Key finding: Same-day Q5−Q1 spread = +1.24%. Next-day L/S = +0.15%. Negative news shows reversal: −0.38% same-day → +0.17% next-day (overreaction).
🤖 Automated Research Engine
WRDS Auto-Research Engine: 50 Systematic Studies
CRSP · Compustat · IBES · OptionMetrics · TRACE · DealScan · MSRB · Kaiko · 272 WRDS Libraries · 100 Figures · 51 Reports
Fully autonomous research engine that wrote, executed, and analyzed 50 systematic studies across WRDS databases. Each study includes a Python script, generated figures, and a comprehensive report.

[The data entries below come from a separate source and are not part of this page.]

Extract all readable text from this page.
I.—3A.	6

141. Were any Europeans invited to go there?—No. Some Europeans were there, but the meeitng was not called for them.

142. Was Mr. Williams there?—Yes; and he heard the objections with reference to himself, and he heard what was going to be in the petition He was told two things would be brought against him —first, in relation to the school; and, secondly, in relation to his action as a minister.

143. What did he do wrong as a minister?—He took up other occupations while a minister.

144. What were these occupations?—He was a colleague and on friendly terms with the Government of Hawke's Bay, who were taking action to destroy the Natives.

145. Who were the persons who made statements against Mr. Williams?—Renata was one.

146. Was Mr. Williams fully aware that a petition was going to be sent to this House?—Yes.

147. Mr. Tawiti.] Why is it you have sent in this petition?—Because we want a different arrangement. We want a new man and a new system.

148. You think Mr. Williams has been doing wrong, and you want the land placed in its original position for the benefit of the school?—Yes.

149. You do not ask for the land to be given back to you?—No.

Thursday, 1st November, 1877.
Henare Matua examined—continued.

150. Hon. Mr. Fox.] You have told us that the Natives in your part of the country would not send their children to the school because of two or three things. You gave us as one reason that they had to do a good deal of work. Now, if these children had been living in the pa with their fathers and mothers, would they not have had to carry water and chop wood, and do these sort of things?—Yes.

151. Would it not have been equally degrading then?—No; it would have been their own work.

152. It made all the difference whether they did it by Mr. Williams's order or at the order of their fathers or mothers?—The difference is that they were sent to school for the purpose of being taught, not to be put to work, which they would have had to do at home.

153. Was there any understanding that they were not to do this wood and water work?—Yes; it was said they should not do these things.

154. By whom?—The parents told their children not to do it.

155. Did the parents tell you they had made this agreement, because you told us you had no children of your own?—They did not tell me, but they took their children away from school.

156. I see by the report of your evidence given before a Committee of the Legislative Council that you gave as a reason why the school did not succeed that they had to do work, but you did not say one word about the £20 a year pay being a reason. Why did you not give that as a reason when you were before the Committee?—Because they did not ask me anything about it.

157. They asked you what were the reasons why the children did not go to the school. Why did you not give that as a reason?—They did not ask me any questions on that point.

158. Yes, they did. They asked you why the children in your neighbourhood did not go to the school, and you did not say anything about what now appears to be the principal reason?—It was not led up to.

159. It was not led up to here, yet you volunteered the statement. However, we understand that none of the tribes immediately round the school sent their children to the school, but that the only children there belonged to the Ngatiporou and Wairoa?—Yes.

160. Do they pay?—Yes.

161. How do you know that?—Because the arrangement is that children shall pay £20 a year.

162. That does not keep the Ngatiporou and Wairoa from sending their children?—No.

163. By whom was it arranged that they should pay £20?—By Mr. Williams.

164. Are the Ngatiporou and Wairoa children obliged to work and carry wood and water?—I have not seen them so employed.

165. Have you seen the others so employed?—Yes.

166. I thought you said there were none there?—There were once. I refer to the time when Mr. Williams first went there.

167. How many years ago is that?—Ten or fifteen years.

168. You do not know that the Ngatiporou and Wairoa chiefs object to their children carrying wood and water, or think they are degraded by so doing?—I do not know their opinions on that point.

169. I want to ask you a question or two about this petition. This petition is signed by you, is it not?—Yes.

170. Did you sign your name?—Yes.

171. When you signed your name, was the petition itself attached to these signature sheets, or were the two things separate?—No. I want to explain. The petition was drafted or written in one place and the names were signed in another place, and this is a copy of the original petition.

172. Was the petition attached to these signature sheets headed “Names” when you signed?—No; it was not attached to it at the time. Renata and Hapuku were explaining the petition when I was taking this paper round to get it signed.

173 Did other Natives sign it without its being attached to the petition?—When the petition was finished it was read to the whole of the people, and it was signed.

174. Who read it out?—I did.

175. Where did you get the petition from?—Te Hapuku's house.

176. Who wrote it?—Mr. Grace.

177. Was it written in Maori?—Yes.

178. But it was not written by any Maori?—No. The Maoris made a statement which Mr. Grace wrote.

Topics span market microstructure, factor models, options, corporate bonds, ETFs, insider trading, earnings quality, and crypto-equity linkages.
Highlights:
• R01–R05: Market overview, Fama-French factors, fundamentals, merged CRSP-Compustat, analyst forecasts
• R08: Options market — Protective Put Sharpe 0.573 (best), Short Straddle −0.064 (worst)
• R15/R19: Crypto order book depth, Kaiko trade analysis
• R26: Cross-asset — BTC-SPX correlation mean −0.04, negative 55% of time
• R39: Crypto-equity linkage — BTC −5.5% vs market −2.5% during stress (not a hedge)
• R41: Fama-MacBeth regressions — full 2-pass factor pricing
• R50: Data quality audit across all databases
Type 2 Diabetes: A Systems Biology Approach
STRING · ChEMBL · GEO · GROMACS · Cornell BioHPC · 660 cores
Protein interaction networks (13.7M), gene expression meta-analysis (256 islet samples), drug-target landscapes (3,552 compounds × 7 targets), and 100 ns insulin molecular dynamics.
Key finding: Disease module Z = 22.28 (52.6× over random). IL6 top hub (degree=299). 47 multi-target compounds; CHEMBL509032 dual potent (INSR 20nM + GCK 50nM).